In the best of times, I'm a white-knuckle flyer, yet I fly more than 50,000 miles every year. I've been on planes when the hydraulic system has gone out shortly after take-off, when engines failed, when galley fires erupted. I've been through aborted landings and take-offs and had one near-miss coming into Los Angeles International, when another plane was on the very runway we'd been given clearance to land on. On Jan. 13, 1982, I took off in a blinding snowstorm from Washington's National Airport headed to Florida. The plane taking off behind us, Air Florida, Flight 90, crashed moments later into the Potomac River. Until I landed safely in Miami some three hours later, my family and co-workers thought I was on the doomed flight.
On Tuesday, Sept. 11, I was on the runway again at National waiting to take off on a 9:05 a.m. flight on the first leg of a trip to Oklahoma City. Uncharacteristically, I had dozed off when the pilot came on to announce we were second in line for take-off. But then I felt the plane turn, and I looked out the window to see that we were pulling off the runway, along with another plane. I said to my seat mate that there must be a problem at our destination, bad weather or an air traffic hold.
Like thousands of other travelers that morning my journey ended abruptly -- and with searing panic. I learned of the tragedy at the World Trade Center over my cell phone as I sat on the airport tarmac, trapped inside the plane. I have never been so terrified. Slowly we made our way back to the terminal, with the pilot informing the passengers what had happened only when we arrived at our gate. The terminal itself was nearly deserted, with scattered security personnel fleeing along with the few passengers from the canceled flights.
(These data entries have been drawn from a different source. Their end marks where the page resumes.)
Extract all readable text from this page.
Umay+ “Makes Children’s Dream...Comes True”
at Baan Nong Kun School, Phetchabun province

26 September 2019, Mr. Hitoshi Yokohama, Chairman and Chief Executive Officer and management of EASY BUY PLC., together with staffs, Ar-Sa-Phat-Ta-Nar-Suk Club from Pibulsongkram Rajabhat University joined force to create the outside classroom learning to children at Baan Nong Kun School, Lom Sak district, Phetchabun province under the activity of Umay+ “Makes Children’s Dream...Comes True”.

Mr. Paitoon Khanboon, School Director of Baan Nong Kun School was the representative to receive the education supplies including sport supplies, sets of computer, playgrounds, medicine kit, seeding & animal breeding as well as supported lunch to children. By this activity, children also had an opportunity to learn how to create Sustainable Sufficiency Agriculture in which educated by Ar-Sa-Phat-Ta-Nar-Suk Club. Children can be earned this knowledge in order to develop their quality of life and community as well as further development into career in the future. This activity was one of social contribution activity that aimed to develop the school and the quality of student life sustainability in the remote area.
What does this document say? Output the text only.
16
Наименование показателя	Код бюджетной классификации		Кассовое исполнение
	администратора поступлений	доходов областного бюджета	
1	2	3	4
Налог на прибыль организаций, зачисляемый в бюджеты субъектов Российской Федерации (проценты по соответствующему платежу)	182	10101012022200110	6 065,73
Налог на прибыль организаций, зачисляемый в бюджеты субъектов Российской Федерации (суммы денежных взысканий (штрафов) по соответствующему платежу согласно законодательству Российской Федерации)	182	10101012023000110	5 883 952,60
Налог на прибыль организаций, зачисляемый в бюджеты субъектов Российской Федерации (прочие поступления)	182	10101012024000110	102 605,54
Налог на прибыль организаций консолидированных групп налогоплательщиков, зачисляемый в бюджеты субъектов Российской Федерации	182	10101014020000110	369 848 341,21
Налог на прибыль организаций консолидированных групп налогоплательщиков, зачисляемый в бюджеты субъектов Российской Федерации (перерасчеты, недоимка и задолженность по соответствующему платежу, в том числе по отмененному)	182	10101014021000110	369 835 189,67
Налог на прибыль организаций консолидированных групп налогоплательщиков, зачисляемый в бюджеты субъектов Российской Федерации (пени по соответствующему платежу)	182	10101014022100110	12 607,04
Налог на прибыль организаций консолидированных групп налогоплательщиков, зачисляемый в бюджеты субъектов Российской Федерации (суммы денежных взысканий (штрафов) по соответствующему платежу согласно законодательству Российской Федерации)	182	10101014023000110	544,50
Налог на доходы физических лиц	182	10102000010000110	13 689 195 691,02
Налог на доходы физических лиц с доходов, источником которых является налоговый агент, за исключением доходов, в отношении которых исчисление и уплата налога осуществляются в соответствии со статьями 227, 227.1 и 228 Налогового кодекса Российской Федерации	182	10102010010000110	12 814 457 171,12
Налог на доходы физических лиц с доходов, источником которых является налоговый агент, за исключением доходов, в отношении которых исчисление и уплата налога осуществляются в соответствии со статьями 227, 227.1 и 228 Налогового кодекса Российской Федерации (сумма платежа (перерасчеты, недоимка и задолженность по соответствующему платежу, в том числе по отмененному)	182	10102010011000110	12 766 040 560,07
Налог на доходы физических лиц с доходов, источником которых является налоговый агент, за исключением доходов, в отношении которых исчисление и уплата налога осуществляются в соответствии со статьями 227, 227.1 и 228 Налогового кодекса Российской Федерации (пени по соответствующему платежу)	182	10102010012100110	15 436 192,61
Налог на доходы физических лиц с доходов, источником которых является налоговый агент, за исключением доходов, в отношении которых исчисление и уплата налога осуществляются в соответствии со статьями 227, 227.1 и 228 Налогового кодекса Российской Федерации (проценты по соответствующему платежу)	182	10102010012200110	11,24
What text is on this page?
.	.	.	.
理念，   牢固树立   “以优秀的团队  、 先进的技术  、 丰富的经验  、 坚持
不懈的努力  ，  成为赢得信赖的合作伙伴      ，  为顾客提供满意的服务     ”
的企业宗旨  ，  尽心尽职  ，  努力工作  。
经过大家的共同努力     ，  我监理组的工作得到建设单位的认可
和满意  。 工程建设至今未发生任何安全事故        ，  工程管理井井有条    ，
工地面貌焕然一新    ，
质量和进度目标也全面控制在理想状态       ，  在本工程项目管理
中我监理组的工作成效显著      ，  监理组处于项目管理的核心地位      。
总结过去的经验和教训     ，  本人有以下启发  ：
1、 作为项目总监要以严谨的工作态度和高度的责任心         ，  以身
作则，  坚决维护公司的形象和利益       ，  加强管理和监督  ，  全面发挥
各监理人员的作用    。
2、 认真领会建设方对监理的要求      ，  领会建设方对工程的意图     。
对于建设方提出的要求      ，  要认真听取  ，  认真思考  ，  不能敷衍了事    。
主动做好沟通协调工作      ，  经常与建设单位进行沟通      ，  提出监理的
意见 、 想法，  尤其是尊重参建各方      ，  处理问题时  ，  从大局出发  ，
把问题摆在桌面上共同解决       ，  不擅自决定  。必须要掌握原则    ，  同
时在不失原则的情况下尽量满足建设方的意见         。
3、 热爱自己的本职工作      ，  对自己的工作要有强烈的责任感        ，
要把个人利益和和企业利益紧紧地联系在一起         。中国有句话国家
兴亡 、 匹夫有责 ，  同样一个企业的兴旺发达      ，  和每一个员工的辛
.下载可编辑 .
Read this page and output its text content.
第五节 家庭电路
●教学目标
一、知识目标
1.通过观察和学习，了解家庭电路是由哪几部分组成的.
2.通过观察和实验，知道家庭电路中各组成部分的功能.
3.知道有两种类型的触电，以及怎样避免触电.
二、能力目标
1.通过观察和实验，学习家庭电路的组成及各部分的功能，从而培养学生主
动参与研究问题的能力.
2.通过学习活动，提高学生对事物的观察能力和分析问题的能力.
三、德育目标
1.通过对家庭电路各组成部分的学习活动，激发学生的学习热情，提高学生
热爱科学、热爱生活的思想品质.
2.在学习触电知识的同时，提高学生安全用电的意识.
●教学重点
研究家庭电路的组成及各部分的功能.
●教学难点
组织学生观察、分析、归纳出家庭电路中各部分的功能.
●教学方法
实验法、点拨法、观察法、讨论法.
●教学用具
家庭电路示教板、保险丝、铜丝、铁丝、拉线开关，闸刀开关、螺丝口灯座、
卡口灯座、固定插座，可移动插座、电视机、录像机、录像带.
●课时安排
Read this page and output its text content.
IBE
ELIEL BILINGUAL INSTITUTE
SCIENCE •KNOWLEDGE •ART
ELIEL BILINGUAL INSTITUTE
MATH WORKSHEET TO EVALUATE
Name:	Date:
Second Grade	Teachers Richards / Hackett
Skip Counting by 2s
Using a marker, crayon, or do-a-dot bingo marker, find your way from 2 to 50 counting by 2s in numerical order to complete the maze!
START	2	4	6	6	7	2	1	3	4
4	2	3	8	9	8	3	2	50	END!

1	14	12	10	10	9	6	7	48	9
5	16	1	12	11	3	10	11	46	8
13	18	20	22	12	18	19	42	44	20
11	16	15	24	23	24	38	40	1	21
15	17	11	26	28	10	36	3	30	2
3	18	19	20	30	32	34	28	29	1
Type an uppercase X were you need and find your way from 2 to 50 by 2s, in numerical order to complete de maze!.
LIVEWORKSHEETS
When I finally reached the outside, the sky above was black with the billowing smoke from the Pentagon, hit just moments before. People stood, frozen, staring at the sky. I fled, running up a grass hill in high heels to retrieve my car from the parking garage, frantically dialing my children and husband from my cell phone as I ran.
I am still shaken, not to mention saddened and angered, by what has happened. At this moment, I would like nothing more than never to set foot on an airplane again, never to go into a tall building, to keep my family next to me at every moment. But we don't live in a world in which such choices are real options. And I doubt I would be happy for long if such a world existed.
So, I, like millions of others, must decide to go on living a normal life, which includes getting on airplanes. I can't promise I won't be terrified as we speed down the runway. I hope they won't confiscate my rosary with its small, silver crucifix at the security checkpoint, but I'll have a Bible and a prayer book with me just in case. I've always measured runways in Hail Marys. This time won't be any different.
In the days ahead, many American servicemen and women will risk their lives to defend our country. But most of us are neither young, strong, nor courageous enough to join them. The best that we can do is to go bravely about our ordinary tasks.
C.S. Lewis once wrote: "Good and evil both increase at compound interest. That is why the little decisions you and I make every day are of such infinite importance. The smallest good act today is the capture of a strategic point from which, a few months later, you may be able to go on to victories you never dreamed of." For me, stepping on a plane in a few days will be that small act.